Estimating the Number of Players from Game Result Percentages

Recently I got into the daily word puzzle game Couch Potato Salad. At the end of the game, it shows the percent of players who “nailed”, ”sailed”, ”prevailed”, ”exhaled” and ”failed”. Once, I played the game shortly after midnight when the new puzzle becomes available. I nailed it (ha!), but noticed that the game results suspiciously neatly split into 33.3%, 66.6% and zeroes for the rest. Aha, I thought, there must be only three or six or nine or twelve of us playing the game that early in the morning. That got me interested in figuring the number of players based on the score.

Generalized as a number of respondents based on the poll results, I thought the following logic should work.

The number of respondents is the minimum positive integer that when multiplied by each of the voting percentages produces a near-integer number.

ChatGPT had concurred, while pedantically pointing that “this concept is akin to finding the least common multiple (LCM) of denominators in fractional representations of those percentages.” Ok.

I concocted the following Pythonic implementation:

N = min(
	[n for n in range(1, Nmax) 
		if all(
			[abs(v[i]*n - round(v[i]*n)) < 100*e 
				for i in range(0, len(v))
			])
	])

Where

  • e is margin of error, (0, 1)

  • v contains the list of voting results, sum(v) must be equal to 1.0.
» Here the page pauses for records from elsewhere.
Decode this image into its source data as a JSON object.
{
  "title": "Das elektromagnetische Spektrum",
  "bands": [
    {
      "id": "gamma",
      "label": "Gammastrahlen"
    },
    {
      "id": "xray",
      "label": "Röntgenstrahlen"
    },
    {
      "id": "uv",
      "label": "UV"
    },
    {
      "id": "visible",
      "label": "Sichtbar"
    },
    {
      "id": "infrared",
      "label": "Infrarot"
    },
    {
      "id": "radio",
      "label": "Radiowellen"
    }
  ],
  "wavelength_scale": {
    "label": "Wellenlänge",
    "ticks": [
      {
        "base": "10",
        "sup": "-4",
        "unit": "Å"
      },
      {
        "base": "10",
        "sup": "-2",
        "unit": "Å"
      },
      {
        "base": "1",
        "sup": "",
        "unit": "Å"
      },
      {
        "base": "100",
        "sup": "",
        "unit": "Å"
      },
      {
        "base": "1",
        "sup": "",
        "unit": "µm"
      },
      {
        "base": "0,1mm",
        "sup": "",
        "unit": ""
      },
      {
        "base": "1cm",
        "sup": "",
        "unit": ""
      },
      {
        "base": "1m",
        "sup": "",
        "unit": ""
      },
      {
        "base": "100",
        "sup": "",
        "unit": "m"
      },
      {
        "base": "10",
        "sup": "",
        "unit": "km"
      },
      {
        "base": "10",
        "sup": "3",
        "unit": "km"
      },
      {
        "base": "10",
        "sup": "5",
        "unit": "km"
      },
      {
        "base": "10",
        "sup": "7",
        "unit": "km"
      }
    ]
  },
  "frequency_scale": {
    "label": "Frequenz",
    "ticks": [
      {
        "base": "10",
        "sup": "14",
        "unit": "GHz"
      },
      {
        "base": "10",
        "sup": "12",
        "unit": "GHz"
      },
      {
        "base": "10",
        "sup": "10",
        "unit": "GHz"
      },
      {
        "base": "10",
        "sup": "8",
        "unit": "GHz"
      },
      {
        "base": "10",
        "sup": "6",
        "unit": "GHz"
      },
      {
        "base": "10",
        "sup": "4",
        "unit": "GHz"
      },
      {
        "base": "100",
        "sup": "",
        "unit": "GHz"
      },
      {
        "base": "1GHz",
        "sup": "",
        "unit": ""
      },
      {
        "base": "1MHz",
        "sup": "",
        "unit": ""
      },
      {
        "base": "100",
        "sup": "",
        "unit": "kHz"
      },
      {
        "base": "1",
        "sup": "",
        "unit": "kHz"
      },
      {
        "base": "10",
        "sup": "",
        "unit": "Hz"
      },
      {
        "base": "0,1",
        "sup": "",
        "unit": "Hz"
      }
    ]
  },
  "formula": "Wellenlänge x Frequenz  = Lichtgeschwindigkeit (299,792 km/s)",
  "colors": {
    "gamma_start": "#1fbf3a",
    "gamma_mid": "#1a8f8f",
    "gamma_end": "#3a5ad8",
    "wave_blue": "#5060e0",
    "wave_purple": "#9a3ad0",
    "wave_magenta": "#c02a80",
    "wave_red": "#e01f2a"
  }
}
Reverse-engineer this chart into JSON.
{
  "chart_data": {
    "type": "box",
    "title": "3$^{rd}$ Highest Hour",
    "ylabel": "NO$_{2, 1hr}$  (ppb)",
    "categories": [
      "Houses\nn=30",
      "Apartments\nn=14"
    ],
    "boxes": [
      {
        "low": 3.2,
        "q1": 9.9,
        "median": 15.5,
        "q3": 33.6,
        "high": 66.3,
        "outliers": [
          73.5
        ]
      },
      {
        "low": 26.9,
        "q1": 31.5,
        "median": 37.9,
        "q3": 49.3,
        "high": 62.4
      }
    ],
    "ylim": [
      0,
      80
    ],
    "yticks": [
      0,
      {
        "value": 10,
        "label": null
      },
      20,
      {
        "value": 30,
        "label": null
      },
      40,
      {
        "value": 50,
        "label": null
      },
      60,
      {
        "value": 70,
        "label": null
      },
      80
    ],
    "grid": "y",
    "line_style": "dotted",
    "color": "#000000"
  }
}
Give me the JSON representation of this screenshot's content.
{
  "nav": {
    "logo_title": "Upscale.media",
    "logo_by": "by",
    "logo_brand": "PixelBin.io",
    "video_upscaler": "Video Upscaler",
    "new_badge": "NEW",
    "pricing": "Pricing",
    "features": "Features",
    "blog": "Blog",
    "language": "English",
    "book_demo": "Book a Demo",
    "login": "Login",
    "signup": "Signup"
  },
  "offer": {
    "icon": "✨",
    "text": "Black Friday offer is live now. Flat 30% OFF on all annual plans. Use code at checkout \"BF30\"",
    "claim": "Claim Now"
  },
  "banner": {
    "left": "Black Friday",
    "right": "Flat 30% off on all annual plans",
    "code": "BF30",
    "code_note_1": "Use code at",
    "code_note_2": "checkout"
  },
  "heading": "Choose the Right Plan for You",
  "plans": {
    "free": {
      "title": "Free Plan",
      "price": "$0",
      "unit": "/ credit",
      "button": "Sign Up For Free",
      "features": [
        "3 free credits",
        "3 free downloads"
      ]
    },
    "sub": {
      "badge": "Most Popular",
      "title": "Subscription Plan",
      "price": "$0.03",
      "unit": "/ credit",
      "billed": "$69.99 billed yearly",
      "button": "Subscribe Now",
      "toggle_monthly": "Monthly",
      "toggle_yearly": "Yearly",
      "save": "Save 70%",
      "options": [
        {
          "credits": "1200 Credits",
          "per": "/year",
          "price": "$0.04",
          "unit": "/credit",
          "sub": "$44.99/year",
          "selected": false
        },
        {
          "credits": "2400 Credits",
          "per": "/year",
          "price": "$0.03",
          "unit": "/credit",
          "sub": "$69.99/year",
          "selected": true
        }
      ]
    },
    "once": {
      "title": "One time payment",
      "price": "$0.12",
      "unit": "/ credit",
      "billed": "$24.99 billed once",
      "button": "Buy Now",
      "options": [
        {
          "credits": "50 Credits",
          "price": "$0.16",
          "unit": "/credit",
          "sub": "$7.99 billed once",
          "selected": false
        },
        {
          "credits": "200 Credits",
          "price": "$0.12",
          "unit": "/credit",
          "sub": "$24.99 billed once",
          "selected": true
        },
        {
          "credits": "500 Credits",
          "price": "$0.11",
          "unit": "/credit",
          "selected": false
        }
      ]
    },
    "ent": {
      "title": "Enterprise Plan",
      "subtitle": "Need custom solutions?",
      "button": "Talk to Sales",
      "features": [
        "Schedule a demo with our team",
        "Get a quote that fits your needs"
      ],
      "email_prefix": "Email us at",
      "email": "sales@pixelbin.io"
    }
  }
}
  • Nmax is the maximum reasonable number of respondents

I tried it with actual numbers from that game results from a bit later:

>>> N = lambda v, Nmax=10000, e=0.001: \
      min([n for n in range(1, Nmax) \
        if all(
          [abs(v[i]*n - round(v[i]*n)) < 100*e \
            for i in range(0, len(v))])
         ])
>>> N([0.333, 0.666, 0, 0, 0])
3
>>> N([0.125, 0.125, 0.75, 0, 0])
8
>>> N([0.409, 0.136, 0.182, 0.045, 0.227])
22
>>> N([0.821, 0.103, 0.051, 0.026, 0])
39
>>> N([0.671, 0.075, 0.171, 0.04, 0.043])
374

I don’t know what was the actual number of people played, but intuitively this seems alright. It was still early in the morning.

ChatGPT suggested using numpy for efficiency, but agreed that my one-liner is Pythonic and elegant.

Implementation aside, what do you think? Is there a different /​ better way to think about this problem? How would you approach this?